Noseride by Miki Dora
|
|
When he surfed for what was to be the last time, he had made no
conscious decision to stop or to give it up. It was the end of
another perfect day at the beach. The last wave of the day
obligingly held his Crest pintail noserider in its
firm grip so he could slowly walk to the nose and casually dangle
five toes over the front and stay there gently climbing, dropping,
and sideslipping just by rocking his knees right and
left going on seemingly forever until he simply ran out of wave and
stepped off onto the sands of the beach leaving his surfboard
floating in and out on the ebb and flow of the waves as he turned,
satisfied, watching the setting sun.
And then twenty years went by - just ... like ...
that.
Maybe it was just naïveté.

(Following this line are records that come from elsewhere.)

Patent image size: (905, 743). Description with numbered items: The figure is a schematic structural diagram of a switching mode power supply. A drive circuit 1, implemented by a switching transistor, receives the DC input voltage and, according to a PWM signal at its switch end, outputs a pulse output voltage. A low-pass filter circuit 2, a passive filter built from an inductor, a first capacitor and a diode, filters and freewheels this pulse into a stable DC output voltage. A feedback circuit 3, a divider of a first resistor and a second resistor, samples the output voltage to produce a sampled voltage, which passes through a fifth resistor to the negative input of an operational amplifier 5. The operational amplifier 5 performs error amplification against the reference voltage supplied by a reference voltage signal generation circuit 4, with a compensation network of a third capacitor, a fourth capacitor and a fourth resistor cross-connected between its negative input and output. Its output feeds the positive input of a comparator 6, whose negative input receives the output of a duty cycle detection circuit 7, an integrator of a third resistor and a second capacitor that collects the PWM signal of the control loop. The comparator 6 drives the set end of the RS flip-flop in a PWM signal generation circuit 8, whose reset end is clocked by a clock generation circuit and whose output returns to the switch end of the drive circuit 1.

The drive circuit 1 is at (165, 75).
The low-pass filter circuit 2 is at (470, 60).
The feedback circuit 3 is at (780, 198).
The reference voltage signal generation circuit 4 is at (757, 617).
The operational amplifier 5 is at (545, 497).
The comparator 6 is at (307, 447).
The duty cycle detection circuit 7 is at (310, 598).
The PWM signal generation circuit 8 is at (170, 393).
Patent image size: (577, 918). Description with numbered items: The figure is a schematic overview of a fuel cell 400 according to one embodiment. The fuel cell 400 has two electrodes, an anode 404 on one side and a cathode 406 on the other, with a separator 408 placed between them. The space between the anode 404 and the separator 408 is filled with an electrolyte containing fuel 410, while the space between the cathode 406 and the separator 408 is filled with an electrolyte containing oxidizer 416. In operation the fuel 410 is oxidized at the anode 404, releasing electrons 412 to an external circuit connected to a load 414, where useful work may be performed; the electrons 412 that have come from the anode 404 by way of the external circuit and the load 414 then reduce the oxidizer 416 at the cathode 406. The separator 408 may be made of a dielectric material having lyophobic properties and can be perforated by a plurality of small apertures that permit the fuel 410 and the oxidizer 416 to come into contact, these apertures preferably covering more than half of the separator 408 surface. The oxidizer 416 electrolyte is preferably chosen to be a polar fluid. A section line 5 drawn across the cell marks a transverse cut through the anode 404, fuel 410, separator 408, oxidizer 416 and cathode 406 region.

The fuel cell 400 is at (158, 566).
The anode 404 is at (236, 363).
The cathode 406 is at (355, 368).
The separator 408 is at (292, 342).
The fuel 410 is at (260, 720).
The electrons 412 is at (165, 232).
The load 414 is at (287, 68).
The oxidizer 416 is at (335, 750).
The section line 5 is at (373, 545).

Maybe he was seduced by the
notion that a good man does the right thing. He was, indeed,
a good man. Yet doing the right thing didn't
leave much time for surfing. The trouble, he realized, with doing
the right thing (whatever that may or may not be - it depends on
whose
interpretation
you subscribe to) blindly without any discrimination, is doing
anything that way stifles creativity and possibility. Who knows?
For whatever reason, twenty years of raising a family and running a
business while growing slightly flabby in the belly followed,
during which surfing became nothing more than a distant memory,
surfacing
only in blissful dreams in the dead of nights after
sleep
came too slowly in the darkness of frustration and hopelessness,
and the retreat to dreaming of riding the waves provided a solace
which, upon waking, suddenly, fretfully disappeared.